A problem that we had long ago at a previous job was that Sellenium tests were potentially slow and flaky when performing AJAX calls because the only way to detect those were "wait for element to be present" active waits, so we would be waiting more time than needed (to avoid waiting too few and then giving a false negative just because it took more but ended up showing). The frontend framework team solved this issue by making the JS MVC framework emit events like
I've started action xxx,
I've finished action xxx, and tweaking Sellenium to understand those and be able to respond much quicker to those AJAX loads.
I am far from an expert in testing, but I firmly believe that, given some time to think and effort to implement, most scenarios can be reduced to simpler ones that can be actually tested.

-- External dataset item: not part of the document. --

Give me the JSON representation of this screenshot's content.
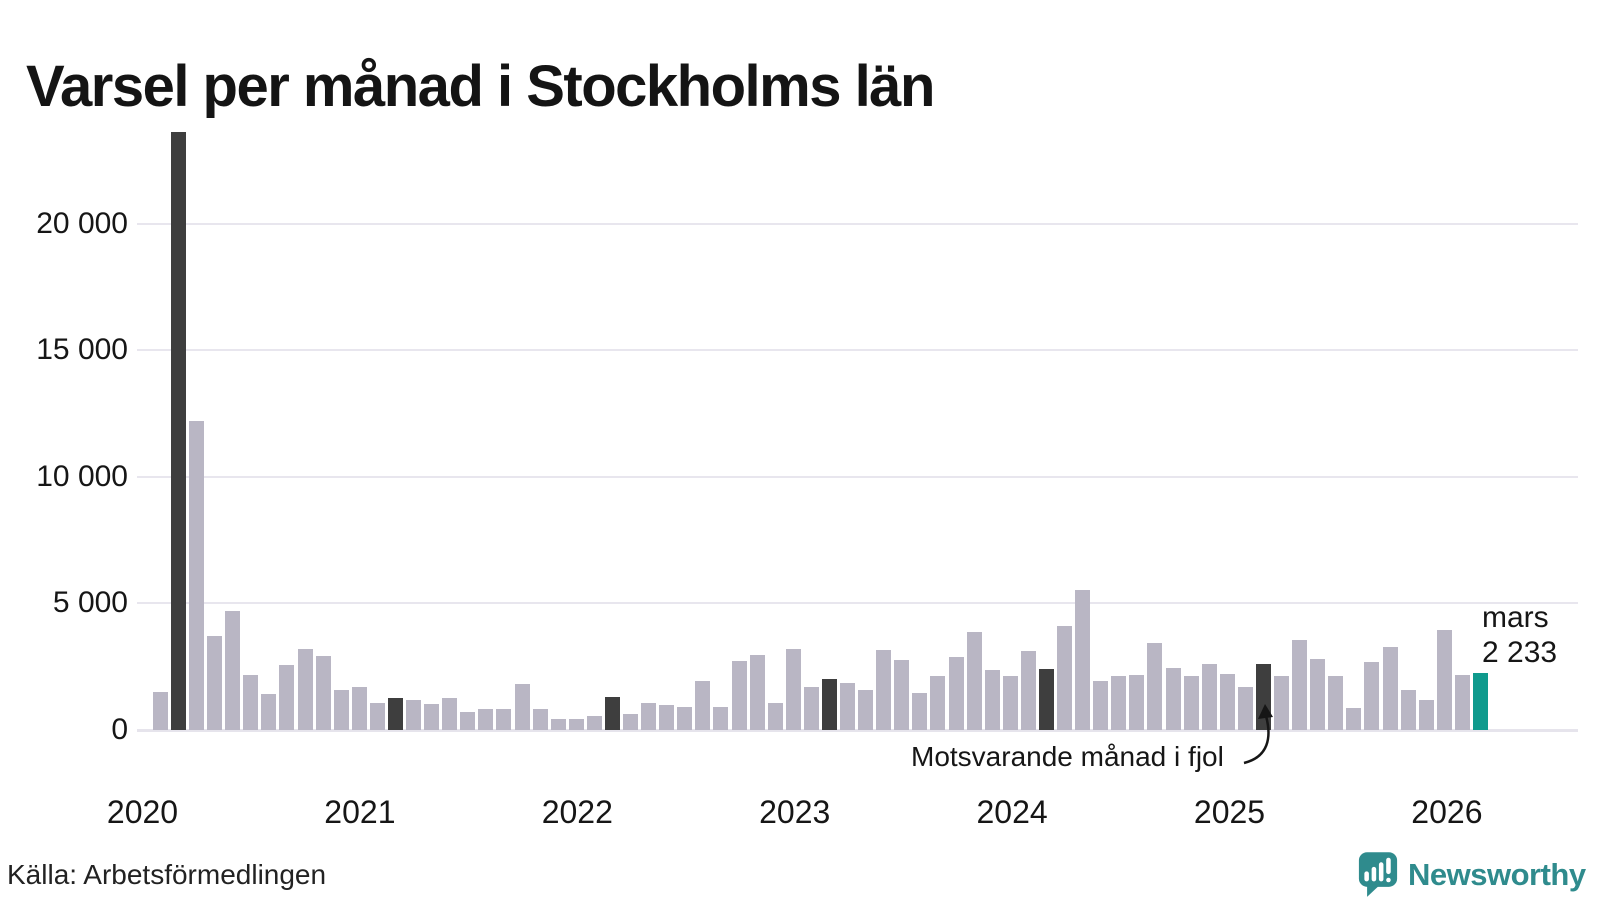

As a small shameless plug, while reading a book about maze generation algorithms, I decided to port (and extend) the examples to Python, and along the way did some testing of the basic building blocks: generating the maze grid with its cells, calculating neighbours of a cell and distances. The results are small yet practical tests, and afterwards I can focus on implementing the book algorithms and if something failed I can be certain it is not a bug on the building block, but on the algorithm being coded. Given time I could also now easily test each algorithm.